Rapid Wien dient die anstehende Partie in der Fußball-Bundesliga zur Frustbewältigung, schließlich besitzen die Grün-Weißen

Rapid Wien dient die anstehende Partie in der Fußball-Bundesliga zur Frustbewältigung, schließlich besitzen die Grün-Weißen nur noch theoretische Chancen auf einen Europa-League-Aufstieg. Nun will sich das Team wenigstens auf nationaler Ebene nach oben orientieren, allerdings bekommt es Rapid am Sonntag im Hanappi-Stadion mit Spitzenreiter Sturm Graz zu tun.

"Die Rapidler haben nach wie vor sehr gute Spieler in ihren Reihen", warnte Sturm-Graz-Coach Franco Foda vor Rapid. Die enttäuschende 1:2-Heimniederlage gegen ZSKA Sofia dürfe man ebensowenig überbewerten wie den großen Rückstand der Hütteldorfer in der Tabelle. "Rapid zählt für mich gemeinsam mit Salzburg und Austria nach wie vor zu den Titelanwärtern", beteuerte Foda. Daran würde selbst ein Grazer Sieg im Hanappi-Stadion nichts ändern, so der 44-Jährige.

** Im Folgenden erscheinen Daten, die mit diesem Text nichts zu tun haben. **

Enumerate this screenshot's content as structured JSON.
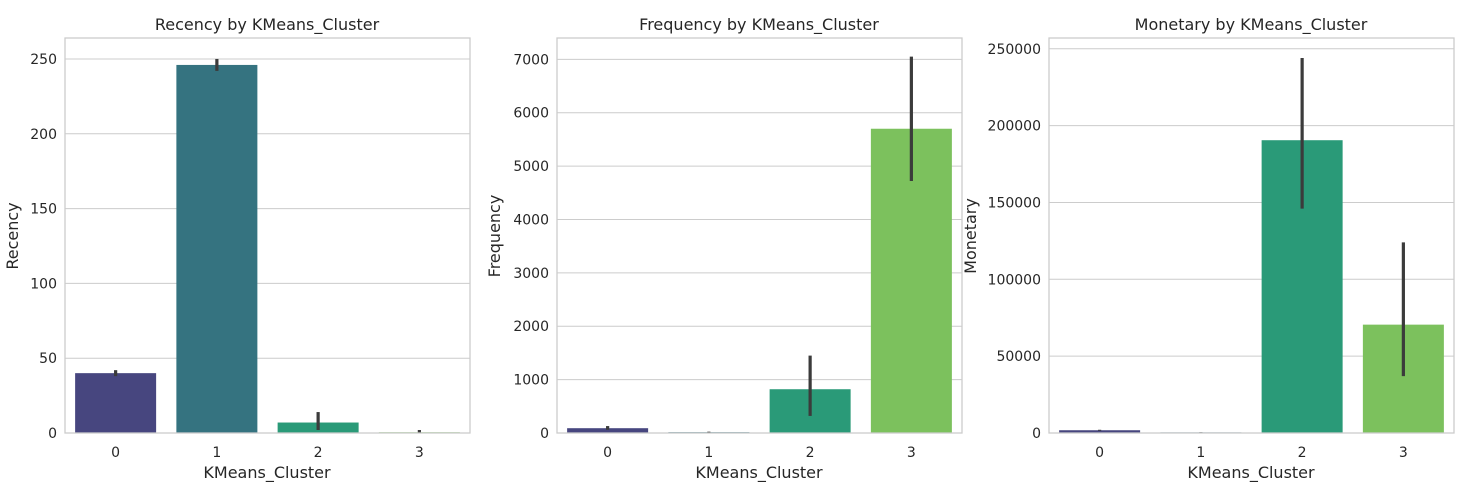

Bei Rapid werden die Wunden nach der bitteren Europa-League-Schlappe geleckt. "Die Enttäuschung ist da, aber wir müssen jetzt so schnell wie möglich wieder an das Spiel gegen Sturm denken", forderte Trainer Peter Pacult. Goalie Raimund Hedl sieht das Duell mit den auswärts noch ungeschlagenen Grazern als mögliche Trendwende. "Wenn wir in diesem Match drei Punkte holen, ist das das beste Mittel, um aus dem Tal herauszukommen." Im Falle einer Niederlage wäre der im Moment nur siebentplatzierte Rekordmeister, der in den jüngsten vier Liga-Partien viermal remis spielte, nach Verlustpunkten gerechnet schon 15 Zähler hinter Sturm.